Dalam dunia Islam, menurut Howard turner, astrologi mulai berkembang pada abad pertengahan. Saat itu, astrologi menjadi ilmu yang popular di berbagai wilayah dan kalangan. Sumber-sumber keilmuannya, sama jauhnya dengan sejarah matematika dan astronomi muslim.
Umat islam mewarisi tradisi praktek astrologi kuno seperti bangsa-bangsa sebelumnya yang melindungi praktek astrologi dalam berbagai tingkatan. Howard Turner menyatakan astrolog muslim juga menggunakan sebagian instrumen dan disiplin ilmu matematika yang sama dengan yang digunakan dalam astronomi observasional dan teoritis.
Prosedur-prosedur yang digunakan astrolog muslim abad pertengahan hampir sama dengan para astrolog yang hidup sebelumnya. Hubungan dan perubahan kedudukan antara Matahari, bintang dan planet-planet pun tetap menjadi aktor utama. Berbagai kombinasi, hubungan dan disposisi benda-benda langit ditentukan dan ditafsirkan untuk semua kejadian. 
Namun demikian. seiring dengan perkembangannya, astrologi membangkitkan tantangan yang keras, terutama dari teolog dan filosof seperti al-Farabi dan Ibnu Sina. Meski al Biruni, seorang astronom dan filosof Persia, berhasil membuat manual astrologi, namun al Biruni sendiripun tak meyakini astrologi sebagai sains eksak. Gambaran perlawan umat islam terhadap astrologi dijelaskan secara rinci dalam kitab Muqaddimah karya Ibnu Kholdun.
Turner menambahkan bahwa setelah abad ke sepuluh, intensitas penolakan terhadap astrologi semakin meningkat. Para astronom dan matematikawan terkemuka secara perlahan menyingkir dari orang-orang yang ikut serta dalam kajian astrologi. Dan hal ini menjadikan astronomi memperoleh kursi utama dari para pemimpin agama karena astronomi semakin jelas dan berguna dalam pelaksanaan ibadah.

 Bagaimana Hukum Mempercayai Astrologi  Di Era Sekarang?

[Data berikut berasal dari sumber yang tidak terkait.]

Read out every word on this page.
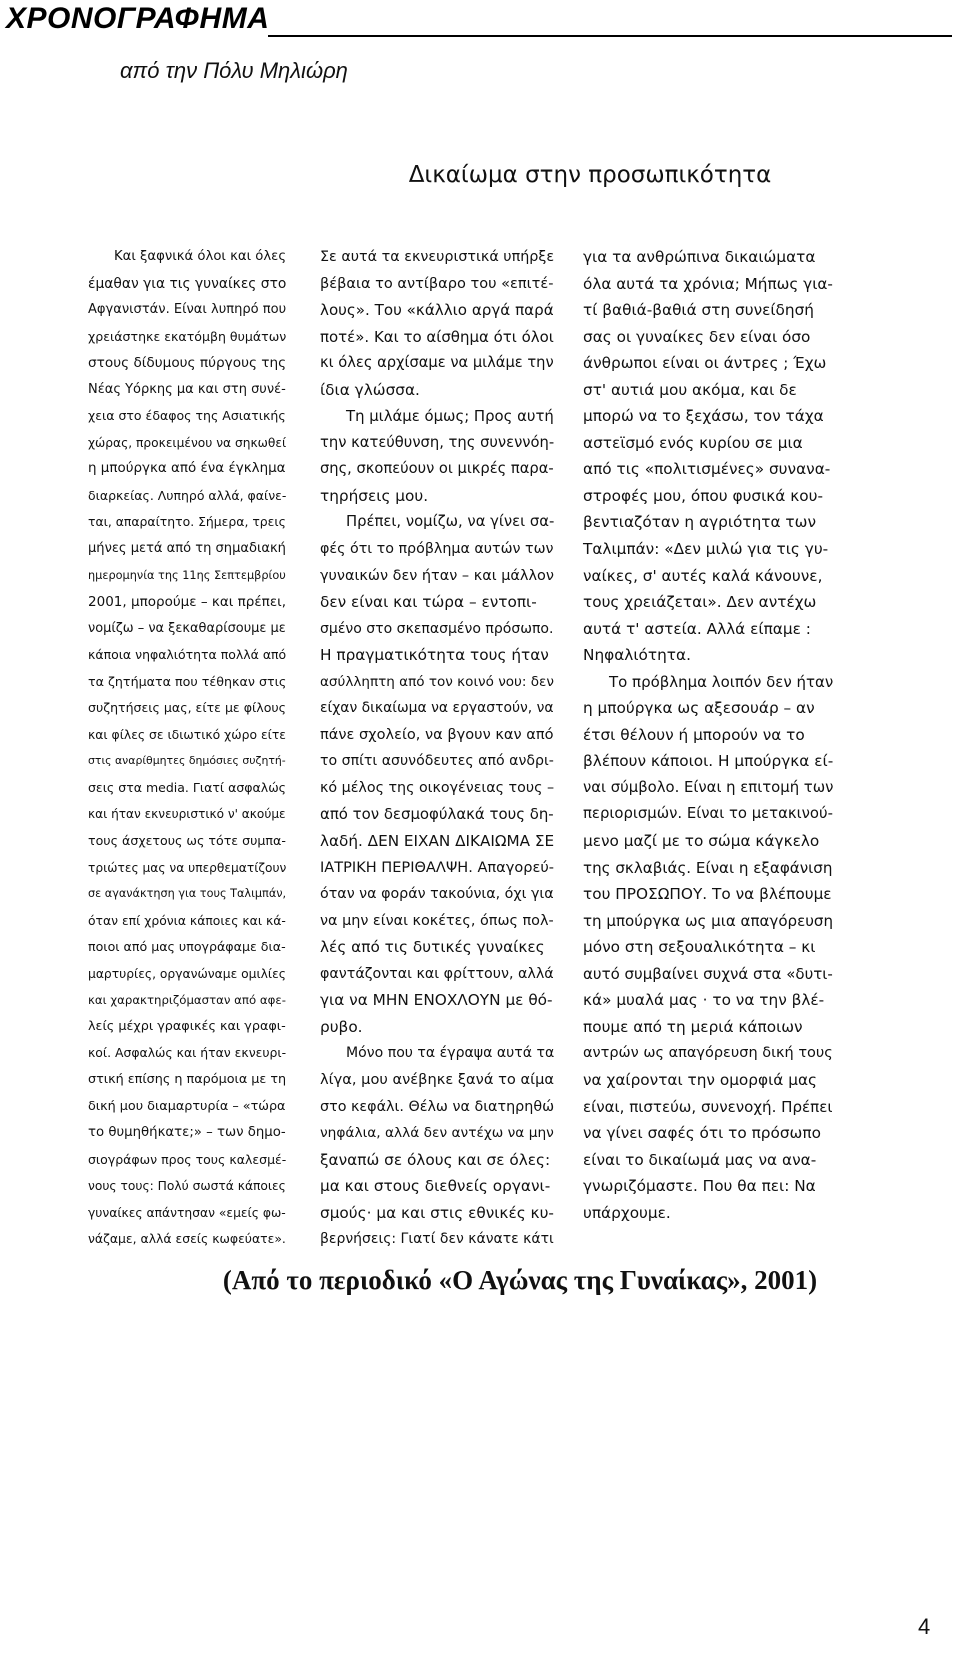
ΧΡΟΝΟΓΡΑΦΗΜΑ
από την Πόλυ Μηλιώρη
Δικαίωμα στην προσωπικότητα
Και ξαφνικά όλοι και όλες
έμαθαν για τις γυναίκες στο
Αφγανιστάν. Είναι λυπηρό που
χρειάστηκε εκατόμβη θυμάτων
στους δίδυμους πύργους της
Νέας Υόρκης μα και στη συνέ-
χεια στο έδαφος της Ασιατικής
χώρας, προκειμένου να σηκωθεί
η μπούργκα από ένα έγκλημα
διαρκείας. Λυπηρό αλλά, φαίνε-
ται, απαραίτητο. Σήμερα, τρεις
μήνες μετά από τη σημαδιακή
ημερομηνία της 11ης Σεπτεμβρίου
2001, μπορούμε – και πρέπει,
νομίζω – να ξεκαθαρίσουμε με
κάποια νηφαλιότητα πολλά από
τα ζητήματα που τέθηκαν στις
συζητήσεις μας, είτε με φίλους
και φίλες σε ιδιωτικό χώρο είτε
στις αναρίθμητες δημόσιες συζητή-
σεις στα media. Γιατί ασφαλώς
και ήταν εκνευριστικό ν' ακούμε
τους άσχετους ως τότε συμπα-
τριώτες μας να υπερθεματίζουν
σε αγανάκτηση για τους Ταλιμπάν,
όταν επί χρόνια κάποιες και κά-
ποιοι από μας υπογράφαμε δια-
μαρτυρίες, οργανώναμε ομιλίες
και χαρακτηριζόμασταν από αφε-
λείς μέχρι γραφικές και γραφι-
κοί. Ασφαλώς και ήταν εκνευρι-
στική επίσης η παρόμοια με τη
δική μου διαμαρτυρία – «τώρα
το θυμηθήκατε;» – των δημο-
σιογράφων προς τους καλεσμέ-
νους τους: Πολύ σωστά κάποιες
γυναίκες απάντησαν «εμείς φω-
νάζαμε, αλλά εσείς κωφεύατε».
Σε αυτά τα εκνευριστικά υπήρξε
βέβαια το αντίβαρο του «επιτέ-
λους». Του «κάλλιο αργά παρά
ποτέ». Και το αίσθημα ότι όλοι
κι όλες αρχίσαμε να μιλάμε την
ίδια γλώσσα.
Τη μιλάμε όμως; Προς αυτή
την κατεύθυνση, της συνεννόη-
σης, σκοπεύουν οι μικρές παρα-
τηρήσεις μου.
Πρέπει, νομίζω, να γίνει σα-
φές ότι το πρόβλημα αυτών των
γυναικών δεν ήταν – και μάλλον
δεν είναι και τώρα – εντοπι-
σμένο στο σκεπασμένο πρόσωπο.
Η πραγματικότητα τους ήταν
ασύλληπτη από τον κοινό νου: δεν
είχαν δικαίωμα να εργαστούν, να
πάνε σχολείο, να βγουν καν από
το σπίτι ασυνόδευτες από ανδρι-
κό μέλος της οικογένειας τους –
από τον δεσμοφύλακά τους δη-
λαδή. ΔΕΝ ΕΙΧΑΝ ΔΙΚΑΙΩΜΑ ΣΕ
ΙΑΤΡΙΚΗ ΠΕΡΙΘΑΛΨΗ. Απαγορεύ-
όταν να φοράν τακούνια, όχι για
να μην είναι κοκέτες, όπως πολ-
λές από τις δυτικές γυναίκες
φαντάζονται και φρίττουν, αλλά
για να ΜΗΝ ΕΝΟΧΛΟΥΝ με θό-
ρυβο.
Μόνο που τα έγραψα αυτά τα
λίγα, μου ανέβηκε ξανά το αίμα
στο κεφάλι. Θέλω να διατηρηθώ
νηφάλια, αλλά δεν αντέχω να μην
ξαναπώ σε όλους και σε όλες:
μα και στους διεθνείς οργανι-
σμούς· μα και στις εθνικές κυ-
βερνήσεις: Γιατί δεν κάνατε κάτι
για τα ανθρώπινα δικαιώματα
όλα αυτά τα χρόνια; Μήπως για-
τί βαθιά-βαθιά στη συνείδησή
σας οι γυναίκες δεν είναι όσο
άνθρωποι είναι οι άντρες ; Έχω
στ' αυτιά μου ακόμα, και δε
μπορώ να το ξεχάσω, τον τάχα
αστεϊσμό ενός κυρίου σε μια
από τις «πολιτισμένες» συνανα-
στροφές μου, όπου φυσικά κου-
βεντιαζόταν η αγριότητα των
Ταλιμπάν: «Δεν μιλώ για τις γυ-
ναίκες, σ' αυτές καλά κάνουνε,
τους χρειάζεται». Δεν αντέχω
αυτά τ' αστεία. Αλλά είπαμε :
Νηφαλιότητα.
Το πρόβλημα λοιπόν δεν ήταν
η μπούργκα ως αξεσουάρ – αν
έτσι θέλουν ή μπορούν να το
βλέπουν κάποιοι. Η μπούργκα εί-
ναι σύμβολο. Είναι η επιτομή των
περιορισμών. Είναι το μετακινού-
μενο μαζί με το σώμα κάγκελο
της σκλαβιάς. Είναι η εξαφάνιση
του ΠΡΟΣΩΠΟΥ. Το να βλέπουμε
τη μπούργκα ως μια απαγόρευση
μόνο στη σεξουαλικότητα – κι
αυτό συμβαίνει συχνά στα «δυτι-
κά» μυαλά μας · το να την βλέ-
πουμε από τη μεριά κάποιων
αντρών ως απαγόρευση δική τους
να χαίρονται την ομορφιά μας
είναι, πιστεύω, συνενοχή. Πρέπει
να γίνει σαφές ότι το πρόσωπο
είναι το δικαίωμά μας να ανα-
γνωριζόμαστε. Που θα πει: Να
υπάρχουμε.
(Από το περιοδικό «Ο Αγώνας της Γυναίκας», 2001)
4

Mustofa Ali Ya’kub, wakil ketua komisi fatwa MUI menuturkan bahwa mempercayai ramalan dalam berbagai bentuknya, termasuk perkara yang diharamkan. “Islam mengharamkan astrologi karena astrologi sama dengan ramalan. Rasulullah bersabda “Barang siapa yang bertanya kepada peramal maka sholatnya tidak diterima 40 hari, dan barang siapa yang bertanya dan mempercayainya maka dia telah keluar dari islam “. Ungkapnya, ketika diwawancarai di Hotel Siliwangi Semarang.
Meskipun dalam ayat Alqur’an terdapat ayat yang menyuruh kita untuk memperhatikan langit, namun hal itu bukan berarti ada kaitan antara posisi benda langit dengan kehidupan manusia. Mustofa Ali Ya’qub melanjutkan bahwa dulu Nabi Muhammad pernah mempunyai anak yang bernama Ibrahim. Beberapa waktu kemudian Ibrahim meninggal saat terjadi gerhana. Masyarakat beranggapan gerhana terjadi karena matinya anak nabi. Setelah mendengar berita itu, rasulullah langsung membantahnya karena gerhana hanya gejala alam biasa. Tidak ada kaitannya dengan kematian Ibrahim.
Quraish sihab dalam bukunya Kumpulan Tanya jawab Quraish Sihab Mistik, sex dan Ibadah  mengungkapkan dulu orang percaya bahwa bintang-bintang langit adalah dewa-dewa yang mempengaruhi bumi dan isinya. Mereka juga percaya bahwa mantera para dukun atau peramal dapat mempercepat datangnya permintaan dan menghindarkan hal yang mencelakakan. Lalu islam datang dan mengkategorikan astrologi tersebut, sebagai bagian ilmu sihir yang dilarang agama.